Ревнители «чистой ботаники» возмущались:
— Плюсы и минусы — дело математиков; унции, футы, дюймы — для торгашей. Натуралисту приличествует наблюдать и наивозможно точно описывать виденное.
Гейлс же
Он не смог отыскать у растения сердце. Природа, как мы знаем, не наделила растительные организмы таким органом. Но в поисках несуществующего «сердца растений» он изучил и правильно объяснил движение соков у растений.
Гейлс то и дело поднимал глаза кверху, где шелестела на ветерке темная зелень листвы. Какую роль играет лист в питании растений? Этот вопрос не оставлял его. Но тут, как и Мальпиги, Гейлс мог довольствоваться лишь догадками — ни число, ни мера, ни вес не могли еще помочь в разгадке великой тайны.
Гейлс считал, что растения получают часть необходимого им питания при помощи листьев из воздуха. Свет же, по мнению Гейлса, проникая в ткани листа, быть может, содействует «облагораживанию веществ, в них находящихся…»

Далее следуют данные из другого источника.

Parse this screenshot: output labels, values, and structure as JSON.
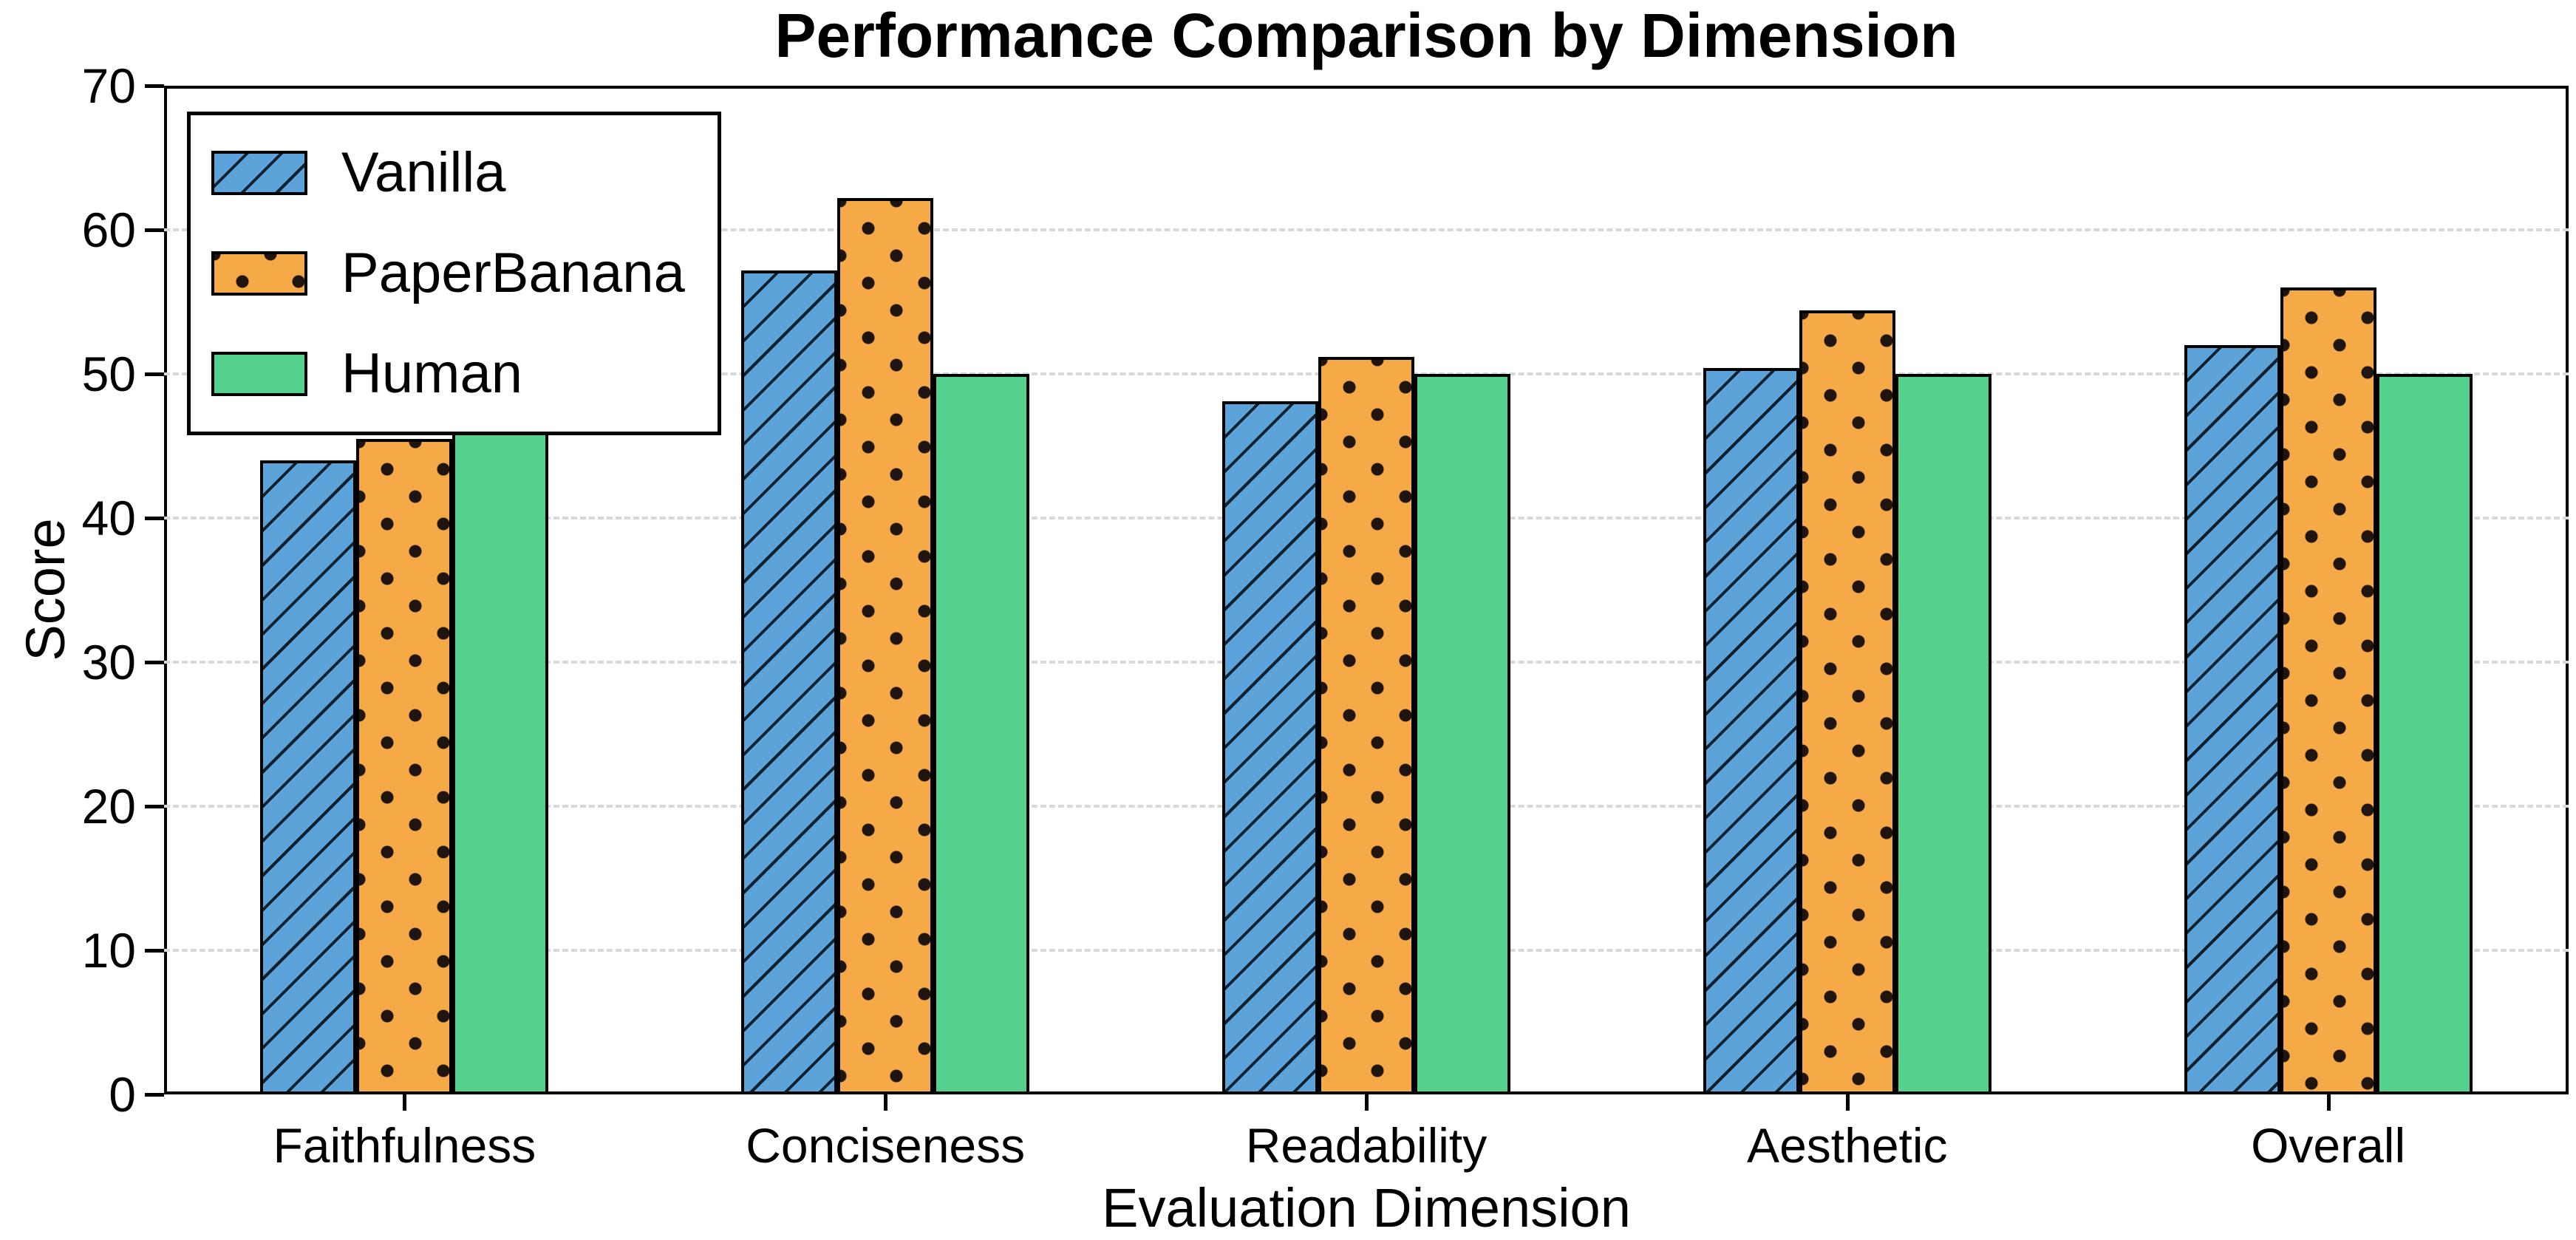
{
  "chart_data": {
    "type": "bar",
    "title": "Performance Comparison by Dimension",
    "xlabel": "Evaluation Dimension",
    "ylabel": "Score",
    "categories": [
      "Faithfulness",
      "Conciseness",
      "Readability",
      "Aesthetic",
      "Overall"
    ],
    "series": [
      {
        "name": "Vanilla",
        "values": [
          44.0,
          57.2,
          48.1,
          50.4,
          52.0
        ],
        "color": "#5BA3D9",
        "pattern": "diagonal-hatch"
      },
      {
        "name": "PaperBanana",
        "values": [
          45.5,
          62.2,
          51.2,
          54.4,
          56.0
        ],
        "color": "#F5A947",
        "pattern": "dots"
      },
      {
        "name": "Human",
        "values": [
          50.0,
          50.0,
          50.0,
          50.0,
          50.0
        ],
        "color": "#54D28D",
        "pattern": "solid"
      }
    ],
    "ylim": [
      0,
      70
    ],
    "yticks": [
      0,
      10,
      20,
      30,
      40,
      50,
      60,
      70
    ],
    "grid": "horizontal-dashed",
    "legend_position": "upper-left",
    "style": {
      "bar_edge_color": "#000000",
      "grid_color": "#d8d8d8",
      "hatch_color": "#10202e",
      "dot_color": "#1f150e",
      "text_color": "#000000",
      "background": "#ffffff"
    }
  }
}
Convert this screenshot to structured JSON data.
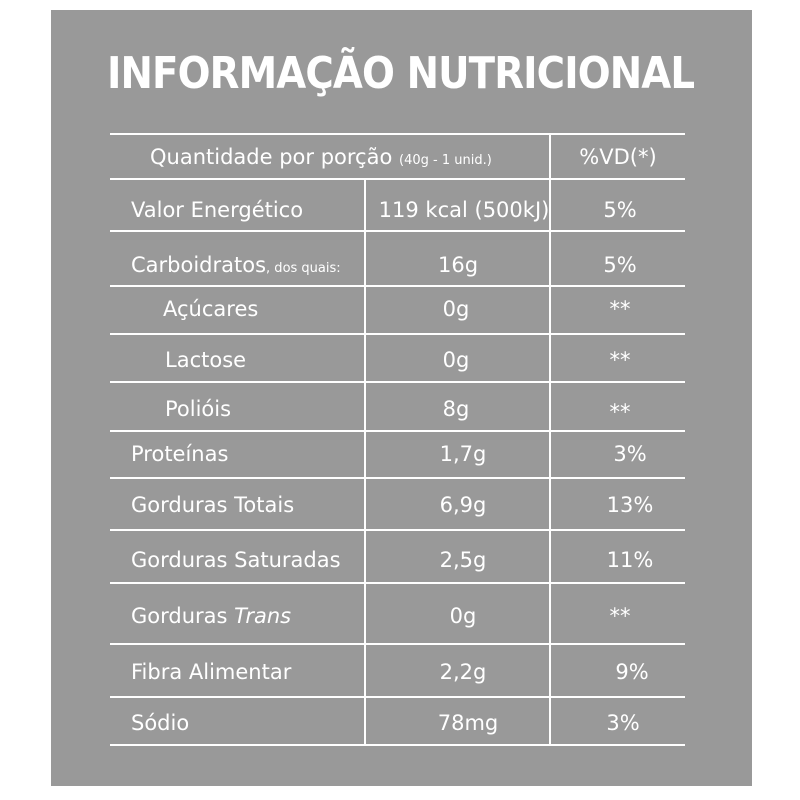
{
  "title": "INFORMAÇÃO NUTRICIONAL",
  "header": {
    "quantity_label": "Quantidade por porção",
    "portion": "(40g - 1 unid.)",
    "dv_label": "%VD(*)"
  },
  "rows": [
    {
      "name": "Valor Energético",
      "suffix": "",
      "amount": "119 kcal (500kJ)",
      "dv": "5%"
    },
    {
      "name": "Carboidratos",
      "suffix": ", dos quais:",
      "amount": "16g",
      "dv": "5%"
    },
    {
      "name": "Açúcares",
      "suffix": "",
      "amount": "0g",
      "dv": "**"
    },
    {
      "name": "Lactose",
      "suffix": "",
      "amount": "0g",
      "dv": "**"
    },
    {
      "name": "Polióis",
      "suffix": "",
      "amount": "8g",
      "dv": "**"
    },
    {
      "name": "Proteínas",
      "suffix": "",
      "amount": "1,7g",
      "dv": "3%"
    },
    {
      "name": "Gorduras Totais",
      "suffix": "",
      "amount": "6,9g",
      "dv": "13%"
    },
    {
      "name": "Gorduras Saturadas",
      "suffix": "",
      "amount": "2,5g",
      "dv": "11%"
    },
    {
      "name": "Gorduras ",
      "suffix": "Trans",
      "amount": "0g",
      "dv": "**"
    },
    {
      "name": "Fibra Alimentar",
      "suffix": "",
      "amount": "2,2g",
      "dv": "9%"
    },
    {
      "name": "Sódio",
      "suffix": "",
      "amount": "78mg",
      "dv": "3%"
    }
  ],
  "colors": {
    "panel": "#999999",
    "text": "#ffffff"
  }
}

Опередить свой век — не в этом ли высшая доблесть ученого! Климент Аркадьевич Тимирязев назвал Гейлса в числе основателей физиологии растений. А наука эта развилась лишь через столетие после опытов Гейлса. И одним из главных разделов молодой науки, на которую опирается ныне агрономия, стала разгадка тайны зеленого листа.
Жирный тук из воздуха…
В Санкт-Петербурге, на Васильевском острове, близ Малой Невы, в середине XVIII века стоял просторный деревянный дом. В нем жили большей частью иноземцы, приглашенные на службу в молодую Петербургскую Академию наук, основанную Петром Первым. Летом 1741 года в этом доме, в дворовом флигеле, занял две комнатки широкоплечий, высоченного роста молодой человек с открытым бесхитростным лицом. Такие лица часто встречались во все времена на Руси у северян. Это был Михаил Васильевич Ломоносов. Он только что вернулся из Западной Европы, где провел в учении пять лет.
Спустя полгода, после изрядной канители, Ломоносова определили адъюнктом физического класса Петербургской Академии наук.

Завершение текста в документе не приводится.